Savory Sustenance During Ramadan

Suhoor and Iftar Recipes from Around the World

The Islamic month of Ramadan is currently being observed by people all around the world. It is a month of fasting and abstinence, from sunrise to sunset for a 30 day period, that is based on the crescent moon. It may seem odd to discuss a holiday with a focus on not eating, but food during this time is extraordinarily important for sustenance and strength to endure the month.

Dishes from this tradition are a great way to learn more about international food customs and incorporate a variety of flavors and spices, like cumin, ginger, and cayenne, into your cooking at home. As so many countries around the world celebrate with these meals, menus vary depending on geography, but there are two mealtimes observed throughout Ramadan tradition, Suhoor and Iftar.

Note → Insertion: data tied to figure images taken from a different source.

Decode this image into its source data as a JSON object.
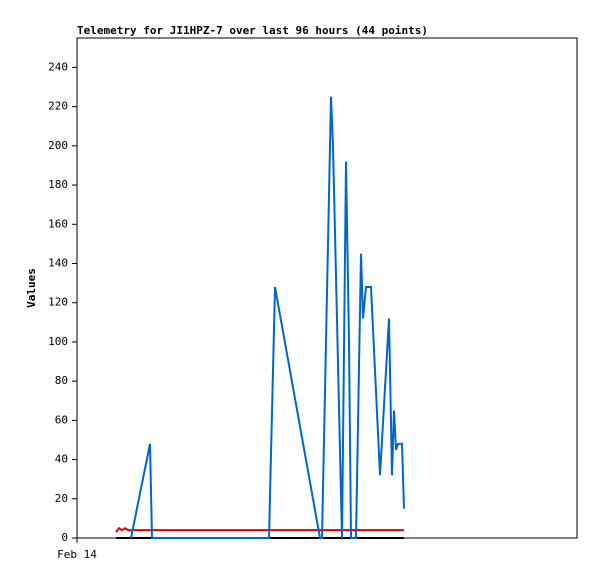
{
  "chart_data": {
    "type": "line",
    "title": "Telemetry for JI1HPZ-7 over last 96 hours (44 points)",
    "y_label": "Values",
    "xlim": [
      0,
      100
    ],
    "xticks": [
      {
        "value": 0,
        "label": "Feb 14"
      }
    ],
    "ylim": [
      0,
      255
    ],
    "yticks": [
      0,
      20,
      40,
      60,
      80,
      100,
      120,
      140,
      160,
      180,
      200,
      220,
      240
    ],
    "series": [
      {
        "color": "#000000",
        "x": [
          7.8,
          65.4
        ],
        "values": [
          0,
          0
        ]
      },
      {
        "color": "#dd0000",
        "x": [
          7.8,
          8.4,
          9,
          9.6,
          10.2,
          65.4
        ],
        "values": [
          3,
          5,
          4,
          5,
          4,
          4
        ]
      },
      {
        "color": "#0066cc",
        "x": [
          10.8,
          14.6,
          15,
          38.4,
          39.6,
          48.6,
          49,
          50.8,
          51.2,
          53,
          53.8,
          54.4,
          54.8,
          55.8,
          56.8,
          57.2,
          57.8,
          58.8,
          60.6,
          62.4,
          63,
          63.4,
          63.8,
          64.2,
          65,
          65.4
        ],
        "values": [
          0,
          48,
          0,
          0,
          128,
          0,
          0,
          225,
          200,
          0,
          192,
          100,
          0,
          0,
          145,
          112,
          128,
          128,
          32,
          112,
          32,
          65,
          45,
          48,
          48,
          15
        ]
      }
    ]
  }
}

Before dawn each day Muslims eat a pre-fast meal, called Suhoor, to sustain them throughout the day. In Egypt one item commonly eaten during this time is a Fava Bean Breakfast Spread on pita bread.  The beans provide much needed protein, and the bread provides sustenance to withstand the fasting period. This dish is easy to incorporate in your cooking at home for any meal or as a midday snack.


After the sun sets, it is common for families to gather in homes, community centers, and places of worship to break the fast together in a meal called Iftar. The fast is broken in fellowship with family and friends.


Often the first item eaten at Iftar is dates followed by a buffet of various foods. For starters, traditional Arabian Fattoush Salad is a delicious appetizer or side salad. It is a light and crisp combination of cool veggies and warm fried pita bread.  This salad can accompany spicy lamb schwarma in the Middle East or chick pea curry from India, or just be a new way for your family to get in their five vegetables a day.

From further west in Morocco is the common Iftar dish of Lentil Soup. This is another way for those fasting to stay strong and get vital nutrients—with carrots, celery, lentils, and beans—in a spicy, warm, and flavorful dish. (Be sure to have a glass of water nearby for those who can’t handle the heat.)

Even if your guests won’t be fasting this Ramadan, they will be eager to taste these delicious, international recipes. At the end of the day, these dishes make meals family and friends can enjoy together in fellowship. Salam!


Egyptian Fava Bean Breakfast Spread

Yields: 6 servings

fava bean spread


1 can (15 ounce) fava beans

1 ½ tablespoons olive oil

1 large onion, chopped

1 large tomato, diced

1 teaspoon ground cumin 

¼ cup chopped fresh parsley

¼ cup fresh lemon juice

Salt and pepper to taste

Ground red pepper to taste

Pita bread



Pour beans into pot and bring to a boil. Mix well and add onion, tomato, olive oil, cumin parsley, lemon juice, salt, pepper, and red pepper and bring to a boil. Reduce heat to medium and cook for 5 minutes. Serve with warmed or grilled pita bread.


Arabian Fattoush

Yields: 4 servings



1 tablespoon vegetable oil

2 small pieces of pita bread, torn

1 large English cucumber, finely diced

3 cups grape tomatoes, halved

½ red onion, fined diced

¾ cup chopped Italian parsley

¾ cup chopped fresh mint

2 tablespoons extra-virgin olive oil (or to taste)

1 tablespoon fresh lemon juice (or to taste)

1 clove garlic, crushed

Kosher salt and fresh ground pepper to taste

Ground sumac

Crumbled feta cheese to taste



Heat vegetable oil in a large skillet over medium-high heat. Place pita pieces into the skillet without crowding. Fry batches until golden brown and blot dry with paper towel.

Combine cucumber, tomatoes, red onion, parsley, mint, olive oil, lemon juice, garlic, kosher salt, ground black pepper, and sumac in a bowl. Gently toss salad with fried pita pieces.

Season to taste.


Moroccan Lentil Soup

Yields: 6 plus servings



2 onions, chopped

2 cloves of garlic, minced

1 teaspoon grated fresh ginger

6 cups water

1 cup red lentils

1 can (15 ounce) garbanzo beans (chick peas), drained

1 can (19 ounce) cannellini beans

1 can (14.5 ounce) diced tomatoes

½ cup diced carrots

½ cup chopped celery

1 teaspoon garam masala

1 ½ teaspoon ground cardamom 

½ teaspoon ground cayenne pepper

½ teaspoon ground cumin 

1 tablespoon olive oil



In a large pot sauté onions, garlic, and ginger in olive oil for approximately 5 minutes.

Add water, lentils, chick peas, white kidney beans, diced tomatoes, carrots, celery, garam masala, cardamom, cayenne pepper, and cumin. Bring to a boil for a few minutes then simmer for 1-1 ½ hours (possibly longer) until lentils are soft.

In a food processor or blender, puree half the soup. Stir pureed soup back into the pot and enjoy!